As the rank-and-file 82nd troops began to arrive at FOB Loyalty, the pace of the usually placid base began to slowly pick up. By Saturday, when the full complement of 82nd troops had arrived, the base facilities were buzzing with young soldiers.
Lines formed in places where they had rarely existed in the past, such as the barber shop and the laundry, where return times — until now a 24-hour service — have stretched to 48 hours to accommodate the extra dirty uniforms and socks flooding in.
At the dining hall, meal hours have been extended, and servers are busy packing refrigerators with extra juice boxes and cans of Rip It energy drink.
“It’s not perfect, but I think we’re integrating them as best we can,” Ryan said.
At Rustamiyah, the impact of the incoming troops is not as dramatic, because that base is almost three times larger than Loyalty, Ryan said. Rustamiyah also had a place for the incoming troops to set up because the 1st Battalion, 26th Infantry Regiment, from Schweinfurt, Germany, had relocated to Taji about a month ago.

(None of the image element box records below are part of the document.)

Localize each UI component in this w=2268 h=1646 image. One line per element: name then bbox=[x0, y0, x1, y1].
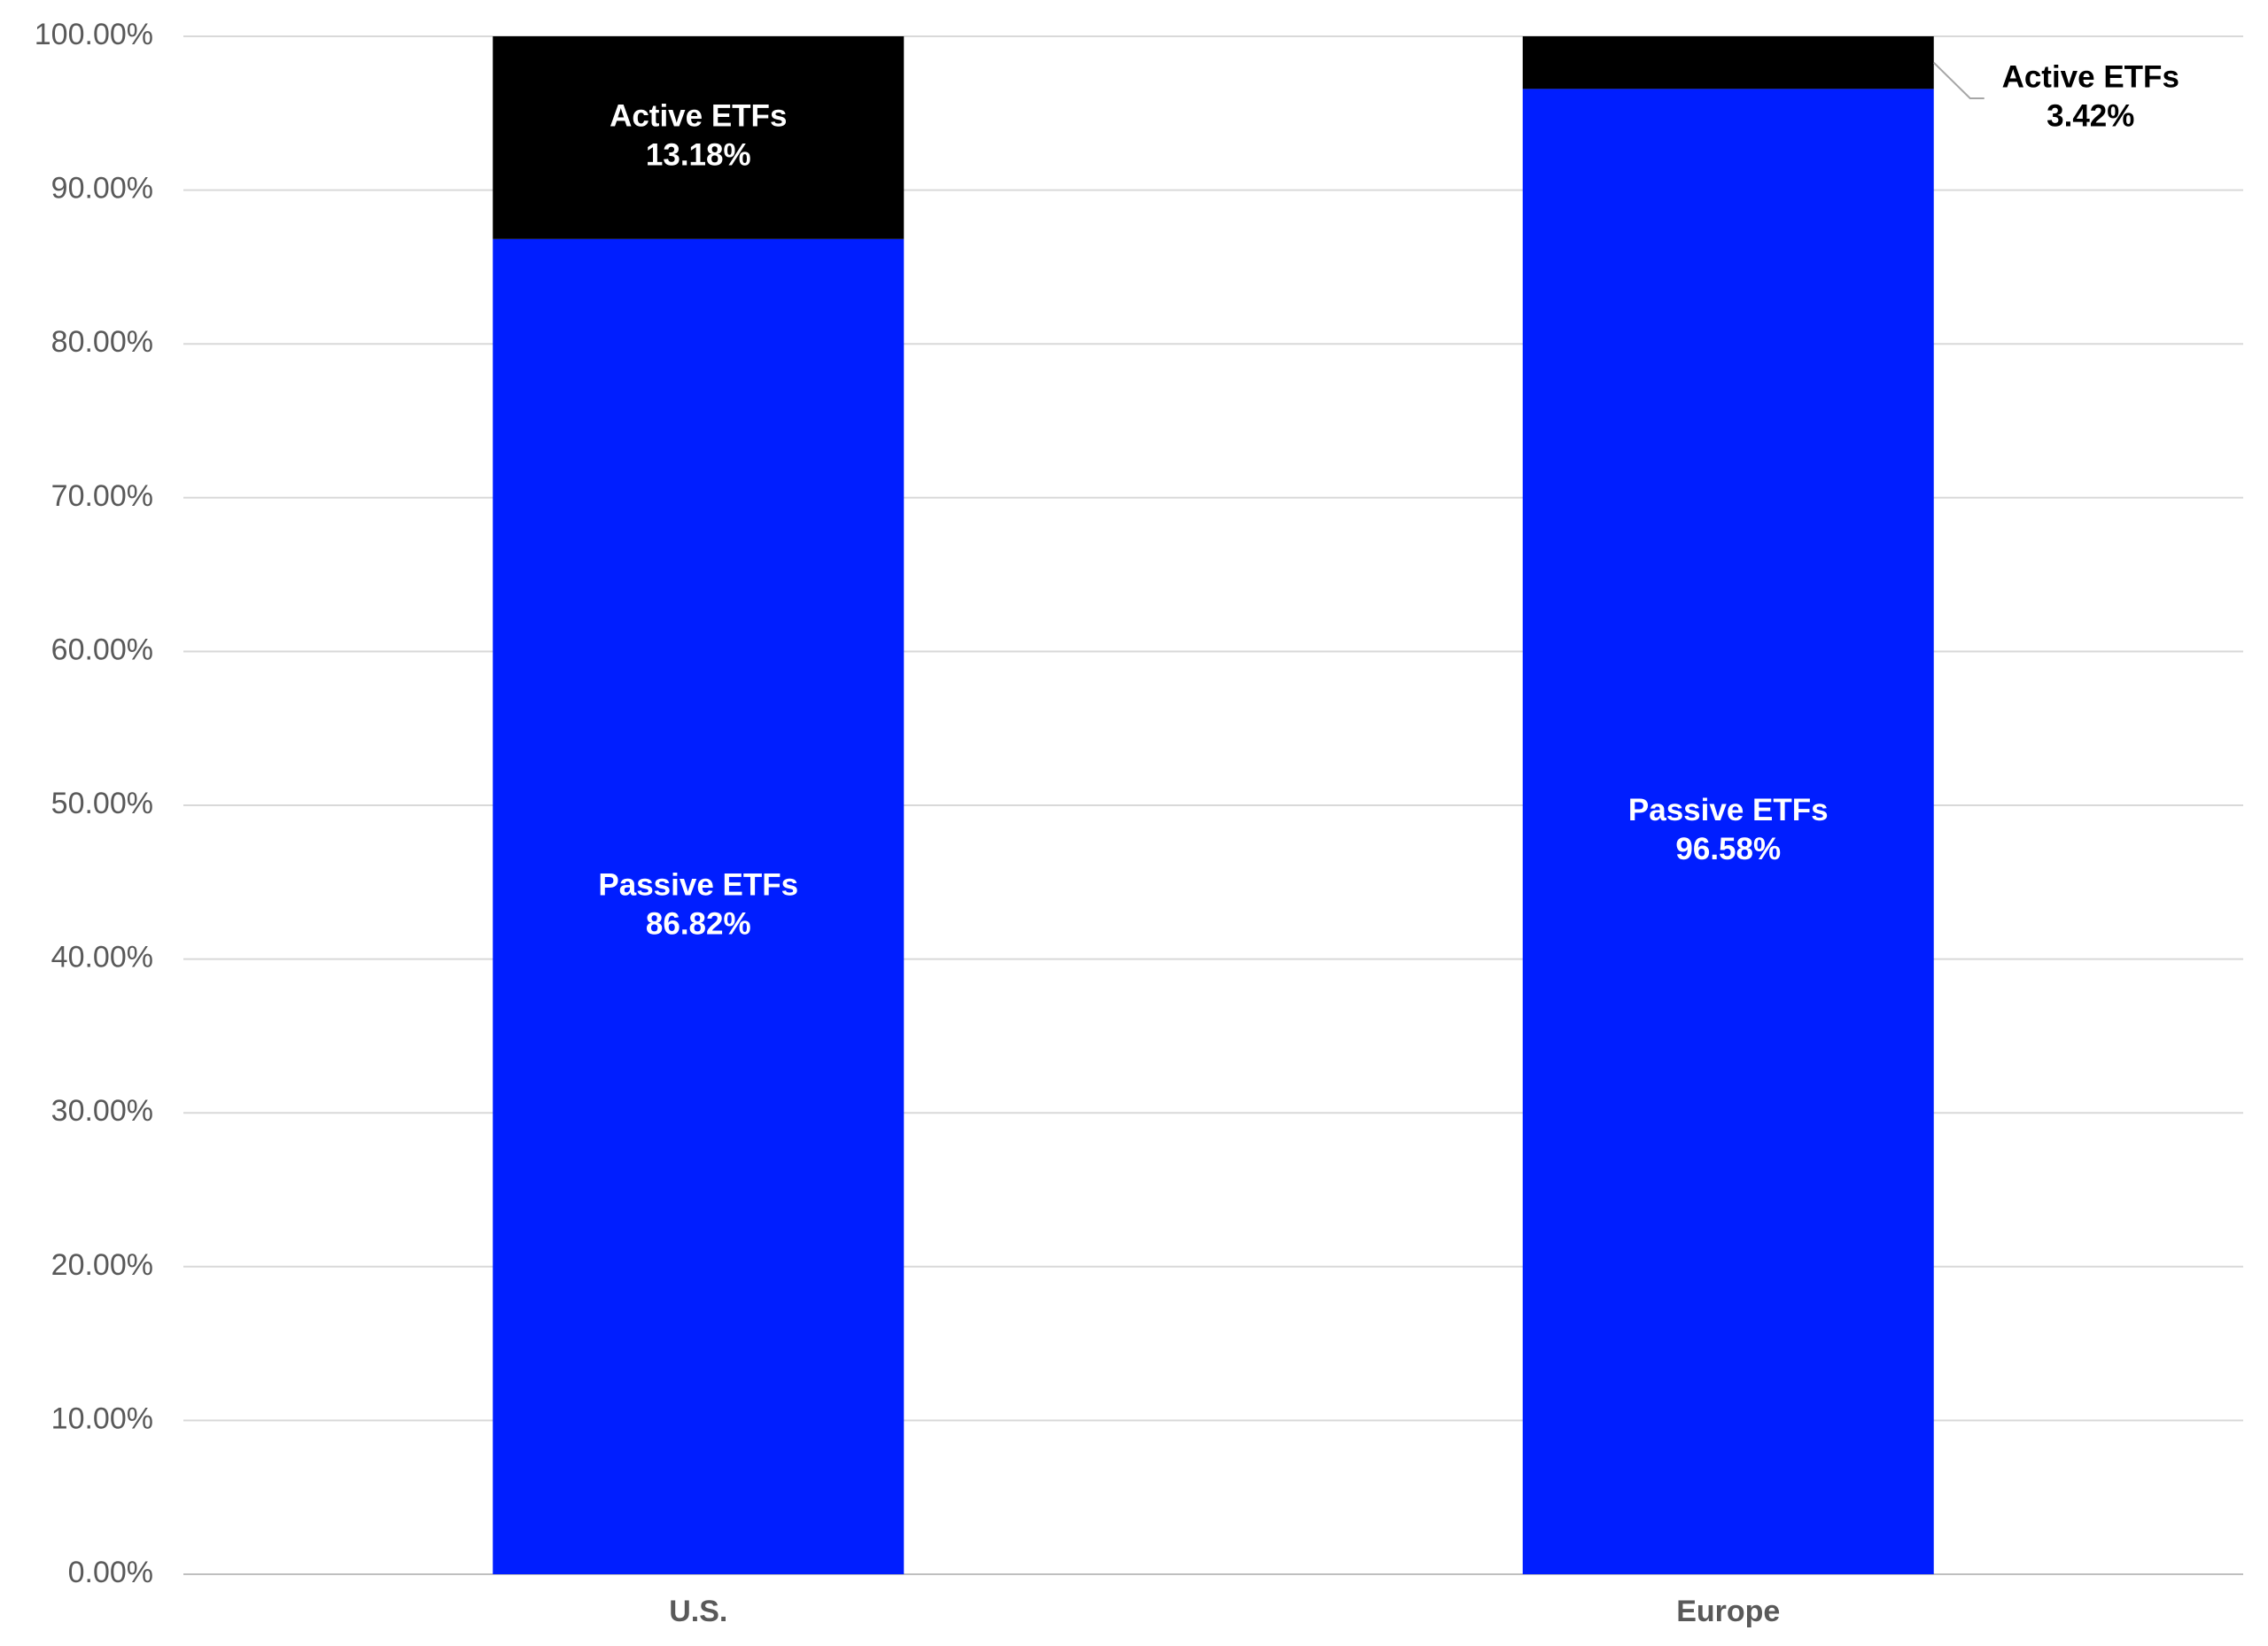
data-label: 96.58% bbox=[1675, 832, 1781, 866]
y-tick-label: 60.00% bbox=[51, 633, 153, 666]
y-tick-label: 50.00% bbox=[51, 787, 153, 820]
leader-line bbox=[1933, 61, 1984, 99]
y-tick-label: 20.00% bbox=[51, 1248, 153, 1282]
data-label-name: Active ETFs bbox=[610, 99, 787, 134]
x-tick-label: U.S. bbox=[669, 1595, 727, 1628]
data-label-name: Passive ETFs bbox=[598, 868, 798, 903]
data-label-name: Passive ETFs bbox=[1628, 793, 1829, 827]
bar-segment bbox=[493, 36, 905, 239]
data-label: 3.42% bbox=[2047, 98, 2134, 133]
bar-segment bbox=[1522, 89, 1934, 1574]
y-tick-label: 90.00% bbox=[51, 172, 153, 206]
bar-segment bbox=[1522, 36, 1934, 89]
y-tick-label: 70.00% bbox=[51, 479, 153, 513]
y-tick-label: 10.00% bbox=[51, 1401, 153, 1435]
y-tick-label: 100.00% bbox=[35, 18, 153, 51]
x-tick-label: Europe bbox=[1676, 1595, 1780, 1628]
data-label-name: Active ETFs bbox=[2002, 59, 2179, 94]
data-label: 13.18% bbox=[646, 138, 751, 173]
y-tick-label: 80.00% bbox=[51, 325, 153, 359]
y-tick-label: 30.00% bbox=[51, 1094, 153, 1128]
data-label: 86.82% bbox=[646, 907, 751, 942]
y-tick-label: 40.00% bbox=[51, 941, 153, 974]
y-tick-label: 0.00% bbox=[68, 1556, 153, 1589]
bar-segment bbox=[493, 238, 905, 1574]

“The 82nd just fell logistically into those buildings,” Ryan said
Some soldiers have grumbled about standing in line and waiting for Internet time, but having the 82nd here at Loyalty has some distinct advantages.
One of those, Ryan said, is that with the 82nd now here, the base finally has enough troops to qualify to host an Army and Air Force Exchange Service store to replace the bare-shelved, soldier-run sundries shop that is the only facility available right now.
He could not say when the AAFES store would open, saying “it’s an ongoing process,” but guessed “weeks, rather than months” as a rough time frame.
Meanwhile with extra troops to accommodate, commanders are working to get additional Morale, Welfare and Recreation upgrades to the FOB, “like new pool tables,” Ryan said.
Sgt. Johnathan Hamilton, 22, a forward observer for the 504th’s Company B, took some time off Saturday to play the video game “Far Cry” in the MWR center.
As for FOB Loyalty overall, Hamilton, who deployed to Bosnia in 2004, said, “I’ve heard about some of the other places [in Iraq], and as far as I can tell, this seems like one of the better places to be.”